Surface molecules of extracellular vesicles secreted by the helminth pathogen Fasciola hepatica direct their internalisation by host cells

Helminth parasites secrete extracellular vesicles (EVs) that can be internalised by host immune cells resulting in modulation of host immunity. While the molecular cargo of EVs have been characterised in many parasites, little is known about the surface-exposed molecules that participate in ligand-receptor interactions with the host cell surface to initiate vesicle docking and subsequent internalisation. Using a membrane-impermeable biotin reagent to capture proteins displayed on the outer membrane surface of two EV sub-populations (termed 15k and 120k EVs) released by adult F. hepatica, we describe 380 surface proteins including an array of virulence factors, membrane transport proteins and molecules involved in EV biogenesis/trafficking. Proteomics and immunohistochemical analysis show that the 120k EVs have an endosomal origin and may be released from the parasite via the protonephridial (excretory) system whilst the larger 15k EVs are released from the gastrodermal epithelial cells that line the fluke gut. A parallel lectin microarray strategy was used to profile the topology of major surface oligosaccharides of intact fluorogenically-labelled EVs as they would be displayed to the host. Lectin profiles corresponding to glycoconjugates exposed on the surface of the 15 K and 120K EV sub-populations are practically identical but are distinct from those of the parasite surface tegument, although all are predominated by high mannose sugars. We found that while the F. hepatica EVs were resistant to exo- and endo-glycosidases, the glyco-amidase PNGase F drastically remodelled the surface oligosaccharides and blocked the uptake of EVs by host macrophages. In contrast, pre-treatment with antibodies obtained from infected hosts, or purified antibodies raised against the extracellular domains of specific EV surface proteins (DM9-containing protein, CD63 receptor and myoferlin), significantly enhanced their cellular internalisation. This work highlights the diversity of EV biogenesis and trafficking pathways used by F. hepatica and sheds light on the molecular interaction between parasite EVs and host cells.

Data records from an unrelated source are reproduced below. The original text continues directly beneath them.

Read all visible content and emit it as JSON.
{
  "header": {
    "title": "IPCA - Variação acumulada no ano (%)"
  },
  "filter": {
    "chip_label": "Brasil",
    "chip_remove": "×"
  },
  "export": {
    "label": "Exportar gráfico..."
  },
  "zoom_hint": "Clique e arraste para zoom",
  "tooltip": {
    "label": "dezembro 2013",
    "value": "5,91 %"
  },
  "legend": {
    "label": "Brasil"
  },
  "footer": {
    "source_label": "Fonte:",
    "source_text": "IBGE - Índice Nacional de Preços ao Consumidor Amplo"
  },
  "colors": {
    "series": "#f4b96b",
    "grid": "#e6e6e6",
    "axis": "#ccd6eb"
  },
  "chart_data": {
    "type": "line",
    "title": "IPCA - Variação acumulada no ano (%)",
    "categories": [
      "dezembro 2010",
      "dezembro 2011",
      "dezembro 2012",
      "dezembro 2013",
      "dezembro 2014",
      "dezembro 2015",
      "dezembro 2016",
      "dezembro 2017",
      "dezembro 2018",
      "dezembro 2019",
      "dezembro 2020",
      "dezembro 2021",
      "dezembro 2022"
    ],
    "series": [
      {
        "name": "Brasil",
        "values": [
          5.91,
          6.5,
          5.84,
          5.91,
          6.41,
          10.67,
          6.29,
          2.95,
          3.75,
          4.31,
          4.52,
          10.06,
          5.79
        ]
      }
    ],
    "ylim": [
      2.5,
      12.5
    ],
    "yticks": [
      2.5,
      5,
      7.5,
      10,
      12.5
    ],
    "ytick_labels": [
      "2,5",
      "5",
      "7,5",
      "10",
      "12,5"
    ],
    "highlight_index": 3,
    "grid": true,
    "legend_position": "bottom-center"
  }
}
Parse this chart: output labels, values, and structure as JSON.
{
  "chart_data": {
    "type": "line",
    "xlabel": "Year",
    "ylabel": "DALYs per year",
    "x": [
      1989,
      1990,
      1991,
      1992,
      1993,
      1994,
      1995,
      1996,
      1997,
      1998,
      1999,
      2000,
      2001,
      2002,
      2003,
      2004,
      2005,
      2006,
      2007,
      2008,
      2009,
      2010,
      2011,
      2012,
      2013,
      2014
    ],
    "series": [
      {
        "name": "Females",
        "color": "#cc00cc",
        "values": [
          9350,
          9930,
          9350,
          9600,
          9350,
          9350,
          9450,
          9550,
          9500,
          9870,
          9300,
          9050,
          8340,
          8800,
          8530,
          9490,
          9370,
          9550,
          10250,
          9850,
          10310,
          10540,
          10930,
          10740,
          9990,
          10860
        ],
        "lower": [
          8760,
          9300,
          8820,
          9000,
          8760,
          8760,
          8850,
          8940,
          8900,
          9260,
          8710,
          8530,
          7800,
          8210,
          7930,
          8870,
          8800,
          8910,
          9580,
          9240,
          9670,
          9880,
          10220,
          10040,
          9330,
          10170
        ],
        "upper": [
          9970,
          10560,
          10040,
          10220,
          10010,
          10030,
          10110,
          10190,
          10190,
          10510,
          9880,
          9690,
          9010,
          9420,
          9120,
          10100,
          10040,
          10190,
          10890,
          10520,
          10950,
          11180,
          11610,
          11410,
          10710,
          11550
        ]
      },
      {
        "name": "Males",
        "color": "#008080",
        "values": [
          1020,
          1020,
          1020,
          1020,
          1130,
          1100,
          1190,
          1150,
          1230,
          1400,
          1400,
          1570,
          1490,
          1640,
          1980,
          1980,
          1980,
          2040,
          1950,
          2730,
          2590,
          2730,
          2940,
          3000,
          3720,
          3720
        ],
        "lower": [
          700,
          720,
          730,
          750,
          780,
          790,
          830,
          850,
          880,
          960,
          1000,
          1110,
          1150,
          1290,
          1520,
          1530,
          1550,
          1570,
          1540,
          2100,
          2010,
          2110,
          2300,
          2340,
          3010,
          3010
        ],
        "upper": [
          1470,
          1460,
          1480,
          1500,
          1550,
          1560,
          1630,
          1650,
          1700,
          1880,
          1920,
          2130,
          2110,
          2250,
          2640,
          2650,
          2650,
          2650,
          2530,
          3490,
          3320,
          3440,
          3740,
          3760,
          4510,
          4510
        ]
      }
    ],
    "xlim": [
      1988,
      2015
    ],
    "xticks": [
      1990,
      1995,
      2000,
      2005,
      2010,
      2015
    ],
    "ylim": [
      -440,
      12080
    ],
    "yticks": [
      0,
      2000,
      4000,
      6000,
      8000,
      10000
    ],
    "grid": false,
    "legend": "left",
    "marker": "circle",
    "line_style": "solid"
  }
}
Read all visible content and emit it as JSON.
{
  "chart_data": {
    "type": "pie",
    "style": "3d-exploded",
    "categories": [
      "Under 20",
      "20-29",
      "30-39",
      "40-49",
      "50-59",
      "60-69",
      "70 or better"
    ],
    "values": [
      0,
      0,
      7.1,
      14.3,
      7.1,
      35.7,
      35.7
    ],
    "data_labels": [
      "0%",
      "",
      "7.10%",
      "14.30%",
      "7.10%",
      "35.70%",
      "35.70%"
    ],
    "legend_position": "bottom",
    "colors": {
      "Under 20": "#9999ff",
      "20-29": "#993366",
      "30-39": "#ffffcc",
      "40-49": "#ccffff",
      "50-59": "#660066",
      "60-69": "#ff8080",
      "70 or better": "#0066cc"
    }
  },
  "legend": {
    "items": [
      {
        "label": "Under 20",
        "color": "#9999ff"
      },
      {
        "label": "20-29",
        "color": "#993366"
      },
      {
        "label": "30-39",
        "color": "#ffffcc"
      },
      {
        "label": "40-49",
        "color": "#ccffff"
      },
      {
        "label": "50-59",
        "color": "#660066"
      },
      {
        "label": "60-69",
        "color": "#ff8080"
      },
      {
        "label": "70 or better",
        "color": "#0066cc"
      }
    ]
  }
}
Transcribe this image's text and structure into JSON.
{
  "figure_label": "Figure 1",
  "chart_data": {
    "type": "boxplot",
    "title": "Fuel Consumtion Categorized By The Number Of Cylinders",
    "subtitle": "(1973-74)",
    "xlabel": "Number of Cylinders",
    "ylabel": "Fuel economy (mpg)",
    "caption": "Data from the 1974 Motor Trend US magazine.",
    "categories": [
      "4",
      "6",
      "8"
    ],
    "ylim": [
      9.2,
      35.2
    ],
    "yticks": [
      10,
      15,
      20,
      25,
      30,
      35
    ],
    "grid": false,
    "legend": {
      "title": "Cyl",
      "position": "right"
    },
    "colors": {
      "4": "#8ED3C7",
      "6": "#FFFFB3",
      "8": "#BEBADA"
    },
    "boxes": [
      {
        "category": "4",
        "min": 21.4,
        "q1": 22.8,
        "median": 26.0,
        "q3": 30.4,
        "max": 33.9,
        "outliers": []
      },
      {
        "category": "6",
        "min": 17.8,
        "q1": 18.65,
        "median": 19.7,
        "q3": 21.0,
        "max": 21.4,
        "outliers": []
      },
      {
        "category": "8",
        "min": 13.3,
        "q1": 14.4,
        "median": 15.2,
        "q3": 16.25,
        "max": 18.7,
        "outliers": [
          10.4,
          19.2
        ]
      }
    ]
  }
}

蠕虫寄生虫可分泌细胞外囊泡（extracellular vesicles, EVs），此类囊泡可被宿主免疫细胞摄取并调控宿主免疫。尽管诸多寄生虫的EVs分子载荷已得到系统表征，但针对参与配体-受体相互作用、结合宿主细胞表面以启动囊泡锚定及后续摄取过程的EV表面暴露分子，目前所知仍十分有限。本研究使用膜不透性生物素试剂，捕获由成虫肝片吸虫（F. hepatica）释放的两种EV亚群（命名为15k与120k EVs）外膜表面展示的蛋白质，共鉴定得到380种表面蛋白，涵盖一系列毒力因子、膜转运蛋白以及参与EV生物发生与转运的相关分子。蛋白质组学与免疫组织化学分析显示，120k EVs起源于内体，可能通过原肾（排泄）系统从寄生虫体内释放；而体积更大的15k EVs则由吸虫肠道内衬的胃皮上皮细胞分泌释放。本研究采用平行凝集素微阵列策略，对完整荧光标记EVs的主要表面寡糖拓扑结构进行谱分析，以还原其向宿主暴露的真实状态。结果表明，15k与120k EV亚群表面暴露的糖缀合物对应的凝集素谱几乎完全一致，但与寄生虫体表被膜的凝集素谱存在显著差异；不过所有样本均以高甘露糖型糖基作为主要糖链类型。研究发现，肝片吸虫EVs可抵抗外切糖苷酶与内切糖苷酶的降解，但糖苷酰胺酶PNGase F可显著重塑其表面寡糖结构，并阻断EVs被宿主巨噬细胞摄取。与之相反，用感染宿主获取的抗体，或针对特定EV表面蛋白（含DM9结构域蛋白、CD63受体及肌铁蛋白（myoferlin））的胞外结构域制备的纯化抗体进行预处理，可显著增强EVs的细胞摄取效率。本研究揭示了肝片吸虫所利用的EV生物发生与转运通路的多样性，并阐明了寄生虫EVs与宿主细胞之间的分子相互作用机制。